St. Joseph’s guard Jack Forrest has had a unique basketball journey, moving from Kobe Bryant’s alma mater, Lower Merion High School, to the Ivy League, and now to Hawk Hill.

Forrest graduated from Lower Merion in 2019 and then played his freshman year at Columbia University. Thanks to his time at Lower Merion, Forrest had the opportunity to meet Bryant twice.

“We sat down with [Bryant] for about an hour and a half and really just talked about life and all the life lessons he learned through his long NBA career,” Forrest said. “And that had a profound impact on me.”

This advice went beyond the slogan “Mamba Mentality,” often associated with Bryant.

[”Bryant’s] point was, if you can build a routine and stay disciplined, you’ll just have incremental improvement, which will yield good results,” Forrest said.

This is something that Lower Merion basketball coach Gregg Downer helped Forrest implement while in his basketball program.

“[Forrest] worked hard and he worked smart,” Downer said. “He was just one of those players from grades nine through 12 that progressively got better every year, and a lot of that was just his strong work ethic.”

When Bryant died in a helicopter crash in 2020, it was a stunning, seismic event, especially for a young basketball player who had interacted with him. Forrest remembers where he was and exactly what he was doing when he got the news.

“I was at Columbia in January; I was walking back and getting some food, and one of my teammates texted in our group chat a tweet saying, ‘Kobe Bryant dies in a helicopter crash.’ And I’m like ‘All right, this is [nonsense].’ I think everybody probably had the same reaction,” Forrest said.

But the truth eventually hit Forrest harder than many others, because of the time they spent together.

“That night, it really overcame me and it really hit me,” Forrest added. “I have [Bryant’s] jersey hanging in my room. I’m wearing number 24 [at St. Joe’s.] And so all these things just hit you emotionally and make me realize how fragile life is.”

A few months later, Forrest decided to transfer to St. Joseph’s. Forrest lives only 10 minutes away from Hawk Hill. But coming home was not the deciding factor. It was more of a basketball fit.

“At Columbia, I think everybody knows there’s a strong emphasis on academics in the Ivy League and that kind of spread throughout the school. There’s not necessarily a real student body that really loves coming to the basketball games,” Forrest said.

Forrest was intrigued by the strong basketball culture at St. Joseph’s, and the level of competition within the Atlantic 10 Conference.

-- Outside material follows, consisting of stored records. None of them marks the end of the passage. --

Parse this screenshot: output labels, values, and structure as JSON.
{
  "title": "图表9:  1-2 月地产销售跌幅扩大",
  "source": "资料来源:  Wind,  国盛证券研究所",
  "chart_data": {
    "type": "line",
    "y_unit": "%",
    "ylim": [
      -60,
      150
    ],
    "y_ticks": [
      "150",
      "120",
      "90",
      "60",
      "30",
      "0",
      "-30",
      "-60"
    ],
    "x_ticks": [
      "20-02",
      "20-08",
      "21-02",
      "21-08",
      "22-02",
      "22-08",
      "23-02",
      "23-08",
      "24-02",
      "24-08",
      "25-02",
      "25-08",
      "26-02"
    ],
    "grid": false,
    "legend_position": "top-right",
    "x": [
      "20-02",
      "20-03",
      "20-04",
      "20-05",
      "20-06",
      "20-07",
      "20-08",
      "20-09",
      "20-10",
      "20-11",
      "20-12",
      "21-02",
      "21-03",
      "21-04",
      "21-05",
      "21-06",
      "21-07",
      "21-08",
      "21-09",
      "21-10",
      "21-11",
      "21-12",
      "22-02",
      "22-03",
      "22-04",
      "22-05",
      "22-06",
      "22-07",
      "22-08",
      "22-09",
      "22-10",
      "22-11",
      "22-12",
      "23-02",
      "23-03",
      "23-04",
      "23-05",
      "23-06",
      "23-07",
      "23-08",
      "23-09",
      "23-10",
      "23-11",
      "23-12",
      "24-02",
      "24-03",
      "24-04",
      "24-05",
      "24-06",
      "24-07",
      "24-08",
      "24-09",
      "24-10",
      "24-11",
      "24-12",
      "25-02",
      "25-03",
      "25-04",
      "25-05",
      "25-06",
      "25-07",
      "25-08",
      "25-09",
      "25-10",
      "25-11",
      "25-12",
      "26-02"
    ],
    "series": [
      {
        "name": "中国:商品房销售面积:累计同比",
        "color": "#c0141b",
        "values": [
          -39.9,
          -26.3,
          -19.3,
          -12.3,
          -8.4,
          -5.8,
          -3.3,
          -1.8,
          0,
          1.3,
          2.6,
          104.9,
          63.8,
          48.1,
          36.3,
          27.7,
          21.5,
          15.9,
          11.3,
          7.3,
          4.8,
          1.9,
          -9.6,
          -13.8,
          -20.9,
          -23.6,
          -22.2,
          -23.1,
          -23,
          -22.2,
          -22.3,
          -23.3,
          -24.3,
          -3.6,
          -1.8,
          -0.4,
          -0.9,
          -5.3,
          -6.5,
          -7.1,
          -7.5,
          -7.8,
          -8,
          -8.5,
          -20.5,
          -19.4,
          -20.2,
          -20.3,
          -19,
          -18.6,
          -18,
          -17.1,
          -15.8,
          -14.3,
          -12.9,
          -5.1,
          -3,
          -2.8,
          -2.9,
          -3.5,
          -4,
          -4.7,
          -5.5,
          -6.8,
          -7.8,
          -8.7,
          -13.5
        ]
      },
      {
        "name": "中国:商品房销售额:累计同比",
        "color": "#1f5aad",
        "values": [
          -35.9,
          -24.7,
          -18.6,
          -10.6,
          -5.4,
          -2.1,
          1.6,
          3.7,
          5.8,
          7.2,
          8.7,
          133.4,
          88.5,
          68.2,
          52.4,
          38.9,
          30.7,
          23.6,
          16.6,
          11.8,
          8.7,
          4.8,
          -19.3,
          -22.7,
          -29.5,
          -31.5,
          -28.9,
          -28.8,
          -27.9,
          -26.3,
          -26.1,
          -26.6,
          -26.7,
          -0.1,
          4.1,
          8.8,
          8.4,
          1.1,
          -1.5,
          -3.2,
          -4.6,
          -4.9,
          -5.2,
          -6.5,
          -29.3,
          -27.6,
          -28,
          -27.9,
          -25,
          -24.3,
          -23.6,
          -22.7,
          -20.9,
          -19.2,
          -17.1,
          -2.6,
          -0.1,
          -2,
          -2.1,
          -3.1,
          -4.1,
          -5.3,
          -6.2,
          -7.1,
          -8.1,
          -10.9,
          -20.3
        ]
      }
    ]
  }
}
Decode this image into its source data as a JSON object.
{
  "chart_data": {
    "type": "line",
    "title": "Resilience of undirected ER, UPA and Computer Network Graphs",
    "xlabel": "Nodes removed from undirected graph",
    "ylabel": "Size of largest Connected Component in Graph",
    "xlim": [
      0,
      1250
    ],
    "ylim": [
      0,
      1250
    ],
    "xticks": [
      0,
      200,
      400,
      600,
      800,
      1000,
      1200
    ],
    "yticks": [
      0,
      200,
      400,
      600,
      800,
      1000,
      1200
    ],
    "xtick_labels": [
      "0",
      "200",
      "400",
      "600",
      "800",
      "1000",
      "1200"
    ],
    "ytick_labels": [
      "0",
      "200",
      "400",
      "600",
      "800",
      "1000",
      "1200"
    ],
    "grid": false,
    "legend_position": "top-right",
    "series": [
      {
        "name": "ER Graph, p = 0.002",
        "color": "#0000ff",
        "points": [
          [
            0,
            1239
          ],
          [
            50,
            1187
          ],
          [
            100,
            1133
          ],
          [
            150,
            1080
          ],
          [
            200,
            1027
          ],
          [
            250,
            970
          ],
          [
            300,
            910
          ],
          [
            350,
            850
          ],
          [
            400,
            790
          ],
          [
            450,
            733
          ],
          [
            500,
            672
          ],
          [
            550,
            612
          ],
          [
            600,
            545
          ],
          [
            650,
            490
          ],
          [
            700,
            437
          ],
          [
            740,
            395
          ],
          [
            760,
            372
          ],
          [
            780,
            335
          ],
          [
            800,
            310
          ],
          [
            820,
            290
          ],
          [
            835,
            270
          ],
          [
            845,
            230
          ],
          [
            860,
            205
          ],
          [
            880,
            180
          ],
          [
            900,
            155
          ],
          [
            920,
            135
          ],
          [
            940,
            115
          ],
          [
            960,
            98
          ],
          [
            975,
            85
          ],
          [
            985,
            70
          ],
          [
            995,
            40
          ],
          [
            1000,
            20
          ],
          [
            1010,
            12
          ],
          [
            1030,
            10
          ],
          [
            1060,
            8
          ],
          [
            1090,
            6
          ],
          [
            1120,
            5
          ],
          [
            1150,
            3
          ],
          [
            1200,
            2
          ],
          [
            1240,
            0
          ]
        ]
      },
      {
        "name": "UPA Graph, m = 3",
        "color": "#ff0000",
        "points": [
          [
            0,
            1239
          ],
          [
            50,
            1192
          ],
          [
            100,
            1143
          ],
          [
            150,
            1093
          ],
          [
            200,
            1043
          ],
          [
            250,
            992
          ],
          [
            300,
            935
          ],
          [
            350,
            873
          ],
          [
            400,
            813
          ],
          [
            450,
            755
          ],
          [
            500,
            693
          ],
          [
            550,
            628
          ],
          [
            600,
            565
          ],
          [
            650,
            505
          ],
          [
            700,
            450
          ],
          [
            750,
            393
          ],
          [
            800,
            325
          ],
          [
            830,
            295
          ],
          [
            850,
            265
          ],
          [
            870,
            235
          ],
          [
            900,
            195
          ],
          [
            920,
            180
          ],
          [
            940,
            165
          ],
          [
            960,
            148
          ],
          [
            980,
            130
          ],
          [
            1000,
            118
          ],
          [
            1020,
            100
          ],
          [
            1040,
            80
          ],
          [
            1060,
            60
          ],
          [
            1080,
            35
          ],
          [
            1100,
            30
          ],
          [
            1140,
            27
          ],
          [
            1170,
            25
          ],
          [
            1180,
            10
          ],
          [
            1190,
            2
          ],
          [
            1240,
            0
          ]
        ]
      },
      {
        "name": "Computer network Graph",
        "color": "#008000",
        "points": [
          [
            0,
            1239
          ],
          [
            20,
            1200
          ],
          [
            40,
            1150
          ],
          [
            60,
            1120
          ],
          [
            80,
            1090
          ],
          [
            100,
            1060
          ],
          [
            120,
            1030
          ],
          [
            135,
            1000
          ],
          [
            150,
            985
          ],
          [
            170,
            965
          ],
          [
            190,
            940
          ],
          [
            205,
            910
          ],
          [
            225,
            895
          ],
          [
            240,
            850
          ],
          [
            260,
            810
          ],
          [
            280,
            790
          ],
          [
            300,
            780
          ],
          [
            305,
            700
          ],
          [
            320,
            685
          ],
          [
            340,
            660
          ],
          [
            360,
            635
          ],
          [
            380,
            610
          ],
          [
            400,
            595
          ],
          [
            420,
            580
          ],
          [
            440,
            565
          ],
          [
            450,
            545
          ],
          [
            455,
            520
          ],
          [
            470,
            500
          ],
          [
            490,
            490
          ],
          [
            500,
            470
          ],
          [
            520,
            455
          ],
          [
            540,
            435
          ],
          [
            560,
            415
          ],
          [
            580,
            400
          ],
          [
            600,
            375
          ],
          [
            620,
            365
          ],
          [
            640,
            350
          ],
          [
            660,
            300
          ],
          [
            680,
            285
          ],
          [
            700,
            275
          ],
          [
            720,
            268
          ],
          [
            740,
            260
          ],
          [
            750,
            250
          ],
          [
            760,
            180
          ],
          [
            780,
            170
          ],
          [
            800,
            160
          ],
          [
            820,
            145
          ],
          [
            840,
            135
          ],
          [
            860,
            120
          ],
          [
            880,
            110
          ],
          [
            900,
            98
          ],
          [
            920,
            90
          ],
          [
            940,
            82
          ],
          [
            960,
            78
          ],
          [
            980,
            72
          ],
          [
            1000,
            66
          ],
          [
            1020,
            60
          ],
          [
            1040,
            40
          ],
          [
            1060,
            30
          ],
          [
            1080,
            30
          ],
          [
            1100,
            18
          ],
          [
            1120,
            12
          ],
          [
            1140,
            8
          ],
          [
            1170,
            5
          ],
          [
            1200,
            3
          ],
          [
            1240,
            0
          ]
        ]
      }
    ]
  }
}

“The emphasis on the basketball program at St. Joe’s has been great for me. It’s given me an opportunity to improve as a player with a higher level of competition every day in practice,” he said.

St. Joseph’s was not originally the plan when Forrest entered the transfer portal because he initially wanted to continue to stay away from home.

“During my initial recruitment out of high school, I wanted to get out of the city of Philadelphia. I wanted to explore another area of the world or the country,” he said. “When I was looking to transfer, I actually had the same thoughts in my mind. Like, let me try somewhere else out and maybe not the city of Philadelphia.”

However, St. Joseph’s showed too much interest in Forrest for him to pass it up.

“Coach [Billy] Lange and the St. Joe’s staff called and they recruited me the hardest,” Forrest said. “I loved their vision for the program, so it just felt like the best choice for me.”

Forrest is averaging 4.1 points in his second season with the Hawks, while also contributing the team’s second highest assist-to-turnover ratio (1.29), second only to Jordan Hall.